The way teams approach decision-making tells us about their culture, how inclusive they are, and how they think about innovation. It also tells us how individuals can successfully influence innovation. Culture and influence create each other: What counts as effective influence indicates the kind of culture you have. Conversely, the culture you have determines what kinds of influence are effective. This mutually-defining cycle challenges traditional assumptions about how influence in tech works, which we call the “Myth of Meritocracy,” or the idea that the best ideas and most qualified people are the most influential. The only thing that matters is how skilled you are at your job. Getting hired, getting promoted, getting that corner office – all based on merit. The only problem with that sweet bedtime story is that it just isn’t true, and piles of research show that. Merit is part of it, but influence also depends on who is exerting it and the expectations and biases associated with that person: gender, ethnicity, age, title, etc. Simply stated — influence is not that simple.
So what does this mean for leaders? It’s not enough to assemble a diverse team. In order to reap the innovative potential of that diversity, leaders must activate those different viewpoints and life experiences and encourage influence for ALL team members. S/he must also be able to deal with the conflict that sometimes results. For inclusive leadership is much harder than the experience of most tech leaders today – which is leading homogenous teams who look alike, act alike, and think alike (because that’s who they hired). In heterogeneous teams we’re not seeking “cultural fits,” but rather “cultural misfits.” Leaders need to be prepared as inclusive leaders to make it work. And, that means understanding inclusive culture and its relationship to innovation and team cognition – like turn-taking for example, but harder stuff too.
The good news is that we know more about this than ever before. The bad news, for some at least, is that now leaders need to put a bunch of social science tools into their toolboxes and abandon older biased ideas about how the world works.

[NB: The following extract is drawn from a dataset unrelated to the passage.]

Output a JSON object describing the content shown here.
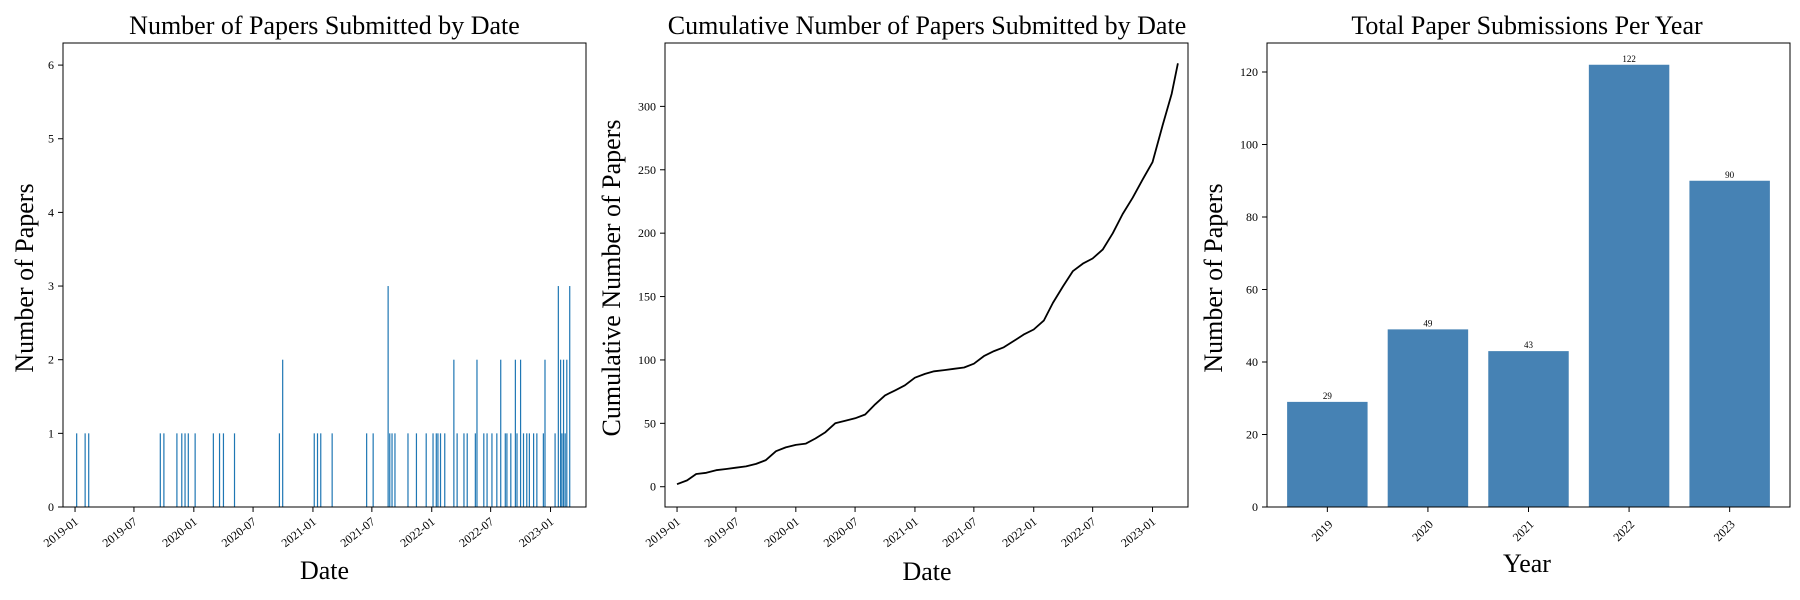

Which brings us to the final ingredient of innovation – problems. Assembling diverse teams and creating inclusive team cultures is all well and good, but innovation is the result of rubbing up against hard problems where that diversity needs to be constructively activated for team-decisions to solve those problems. There are two kinds of problems where this happens: (1) Needs-based problems that involve fixes for existing tech, like finding solutions for how to better orient the iPhone’s internal antennae for left-handers, or how to shut off Trump’s Twitter feed, and; (2) Gauntlet problems that boldly conjure entirely new challenges to be solved, like creating the iPhone in the first place, or think Tesla, or Apollo. Like jazz ensembles, tech teams have to improvise their way through unknown solo-sections in both categories of problems. And like those jazz players, each member must be skilled, must influence the others and respond to others’ influence, and must have the right stage upon which to forge something never heard before.